An appetite for being the boss
As the needs and desires of workers change, most prominently with Millennials and Generation Z, the aspirational jobs of these generations are also shifting. For example, young people are increasingly drawn to the idea of entrepreneurship. GoDaddy’s 2020 State of Entrepreneurship study found that nearly one in three U.S. millennials reported having a small business or side hustle. As well, 56 per cent of millennials in the study reported that entrepreneurship has always been a long-term goal, compared to 43 per cent of Generation X and 21 per cent of baby boomers.
Here in Canada, a 2019 BDC report found that the number of Canadians under 35 years old starting a business increased by 80 per cent between 2014 and 2018.
However, being a startup CEO is not an easy road to take. It can be lonely, exhausting and involve back-breaking responsibility. For most CEOs, days are spent bootstrapping, managing countless operational tasks and working in the business while desperately trying to work on it.
Most startup CEOs earn nothing in the early days of a business, or if they’re lucky, a relatively meagre five-figure salary that in no way reflects the 18-hour days that most of them log. Some invest their entire life savings in a venture and lose it all.
Ian Locke, the managing director of Linian Solutions – a management consulting firm that works with technology and venture-funded companies – is blunt in his assessment of the formidable barriers facing most startup CEOs.
“These people mortgage their homes, their capital and go through tough economic times. It’s a life, career and, in some cases, a family investment. You need a reality check as to what some of the obstacles can be,” Locke says.
“That said, if someone is truly passionate, as most of these folks are, and you can use your passion and your great idea, you can make it work.”

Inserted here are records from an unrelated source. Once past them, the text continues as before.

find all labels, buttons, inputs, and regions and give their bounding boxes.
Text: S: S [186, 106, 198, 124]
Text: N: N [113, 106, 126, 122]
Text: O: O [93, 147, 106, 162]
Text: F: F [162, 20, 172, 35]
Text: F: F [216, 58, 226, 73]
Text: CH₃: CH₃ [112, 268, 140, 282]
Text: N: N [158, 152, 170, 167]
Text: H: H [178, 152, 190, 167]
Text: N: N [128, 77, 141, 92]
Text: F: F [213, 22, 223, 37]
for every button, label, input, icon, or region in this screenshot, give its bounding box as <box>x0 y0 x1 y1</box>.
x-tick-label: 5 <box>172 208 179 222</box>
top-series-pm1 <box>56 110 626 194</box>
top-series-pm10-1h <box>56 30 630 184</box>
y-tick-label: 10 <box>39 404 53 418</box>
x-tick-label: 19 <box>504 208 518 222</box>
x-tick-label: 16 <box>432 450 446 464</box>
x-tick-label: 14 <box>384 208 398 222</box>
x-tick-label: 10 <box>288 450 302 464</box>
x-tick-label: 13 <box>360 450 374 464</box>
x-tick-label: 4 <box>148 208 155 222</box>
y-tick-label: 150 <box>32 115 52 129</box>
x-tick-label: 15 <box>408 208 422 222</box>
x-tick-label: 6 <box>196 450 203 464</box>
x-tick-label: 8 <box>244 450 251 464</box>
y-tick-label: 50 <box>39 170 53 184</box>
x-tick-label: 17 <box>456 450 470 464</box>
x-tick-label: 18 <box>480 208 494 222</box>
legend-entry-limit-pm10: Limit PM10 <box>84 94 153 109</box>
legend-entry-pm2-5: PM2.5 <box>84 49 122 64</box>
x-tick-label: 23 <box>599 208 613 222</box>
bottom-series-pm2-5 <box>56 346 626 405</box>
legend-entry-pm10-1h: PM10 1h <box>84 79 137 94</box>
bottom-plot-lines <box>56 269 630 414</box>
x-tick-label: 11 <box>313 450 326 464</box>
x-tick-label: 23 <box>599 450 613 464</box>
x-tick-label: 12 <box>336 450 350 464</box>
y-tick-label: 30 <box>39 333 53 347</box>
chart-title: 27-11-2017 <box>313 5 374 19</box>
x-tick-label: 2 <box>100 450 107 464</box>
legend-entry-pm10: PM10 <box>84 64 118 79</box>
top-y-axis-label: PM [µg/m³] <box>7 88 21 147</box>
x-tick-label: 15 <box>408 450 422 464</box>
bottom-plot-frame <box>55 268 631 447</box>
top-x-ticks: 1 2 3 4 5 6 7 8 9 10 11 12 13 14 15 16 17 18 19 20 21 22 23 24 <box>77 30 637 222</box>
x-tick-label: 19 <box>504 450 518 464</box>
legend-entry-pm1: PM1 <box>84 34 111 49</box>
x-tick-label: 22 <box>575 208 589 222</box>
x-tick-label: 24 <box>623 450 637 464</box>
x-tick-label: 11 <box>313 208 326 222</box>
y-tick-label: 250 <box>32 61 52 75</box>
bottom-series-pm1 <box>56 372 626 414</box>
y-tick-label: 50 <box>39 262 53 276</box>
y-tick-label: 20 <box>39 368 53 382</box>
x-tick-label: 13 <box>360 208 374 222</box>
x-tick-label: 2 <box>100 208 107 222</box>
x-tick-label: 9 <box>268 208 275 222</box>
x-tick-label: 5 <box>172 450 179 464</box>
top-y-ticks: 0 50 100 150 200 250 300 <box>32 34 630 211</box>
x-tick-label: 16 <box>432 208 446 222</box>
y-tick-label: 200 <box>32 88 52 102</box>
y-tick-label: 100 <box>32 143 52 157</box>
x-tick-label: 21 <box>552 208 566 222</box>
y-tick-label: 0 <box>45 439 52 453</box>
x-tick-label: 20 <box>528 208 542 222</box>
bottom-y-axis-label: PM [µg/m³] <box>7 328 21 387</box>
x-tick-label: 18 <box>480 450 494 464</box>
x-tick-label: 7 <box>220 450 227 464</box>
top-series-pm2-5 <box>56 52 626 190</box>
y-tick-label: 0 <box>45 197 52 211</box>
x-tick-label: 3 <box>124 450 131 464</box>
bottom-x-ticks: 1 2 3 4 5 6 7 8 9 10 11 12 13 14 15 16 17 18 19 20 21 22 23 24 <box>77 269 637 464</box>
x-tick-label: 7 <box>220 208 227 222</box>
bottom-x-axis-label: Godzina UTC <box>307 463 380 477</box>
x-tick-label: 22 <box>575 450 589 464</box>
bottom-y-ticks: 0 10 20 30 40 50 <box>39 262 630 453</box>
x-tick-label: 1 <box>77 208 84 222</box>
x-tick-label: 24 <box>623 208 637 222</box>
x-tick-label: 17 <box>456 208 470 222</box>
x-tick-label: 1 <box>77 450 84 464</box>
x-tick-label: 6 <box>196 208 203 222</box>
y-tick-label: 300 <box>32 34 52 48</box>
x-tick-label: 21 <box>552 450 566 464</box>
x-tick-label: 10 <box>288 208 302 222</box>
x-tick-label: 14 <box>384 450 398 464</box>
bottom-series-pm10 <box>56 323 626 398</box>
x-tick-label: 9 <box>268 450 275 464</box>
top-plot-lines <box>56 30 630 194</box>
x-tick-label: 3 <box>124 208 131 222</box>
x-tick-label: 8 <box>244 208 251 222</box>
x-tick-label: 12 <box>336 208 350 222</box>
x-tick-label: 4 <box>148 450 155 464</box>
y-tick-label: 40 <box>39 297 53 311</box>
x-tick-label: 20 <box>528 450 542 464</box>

Focus, communication and thinking two steps ahead
While the age-old challenges of being your own boss remain, some aspects of the CEO experience have evolved, says Richard Blundell, an instructor at the University of Toronto’s Rotman School of Management and a consultant who has worked with several startups in the environmental technology field.
Blundell says that rapid technological development has pressed CEOs to figure out where their product, service or business model fits in today’s highly-connected, increasingly artificial intelligence-focused world. Not being tech-savvy is no longer an option.
“What’s also changed is this notion of understanding how important diversity is to a company,” Blundell notes. “The studies show the more diverse you are [as a company], the better decisions you make, the better you innovate and I think that has come into the role of CEO.”
Business leaders are also much more cognizant of their ability to make a social and environmental impact, according to Blundell. Companies can no longer just “trash the environment” without repercussions, he says, or ignore potential candidates because of bias. And investors are becoming increasingly enamoured by companies with a strong mission statement and a focus on solving societal and environmental ills.
What hasn’t changed, Blundell notes, is the need for CEOs to remain focused, to communicate their vision to everyone from their employees to clients, to excel at sales and to constantly think two steps ahead to deliver to their market’s expectations.
Ian Locke says that some new hurdles have emerged in the wake of the coronavirus pandemic. The shift to remote work has made it more challenging for CEOs to acquire talent and build effective teams, which is a key part of their role in the startup phase.
“Raising capital is also a challenge,” he says, noting that the venture capital environment in the U.S. tends to be more favourable than in Canada. “There are some great investors in the Series A and post-Series A financing area, but getting your first pre-Series A capital can be a real challenge.”
Despite these challenges, the allure of the startup fills a constant pipeline of dreamers and visionaries who are driven to build something that solves a problem or addresses one their target clientele didn’t know existed.
As Desa says, “Challenging is fun. If you look at it that way, it keeps life exciting. You’re constantly growing and improving.”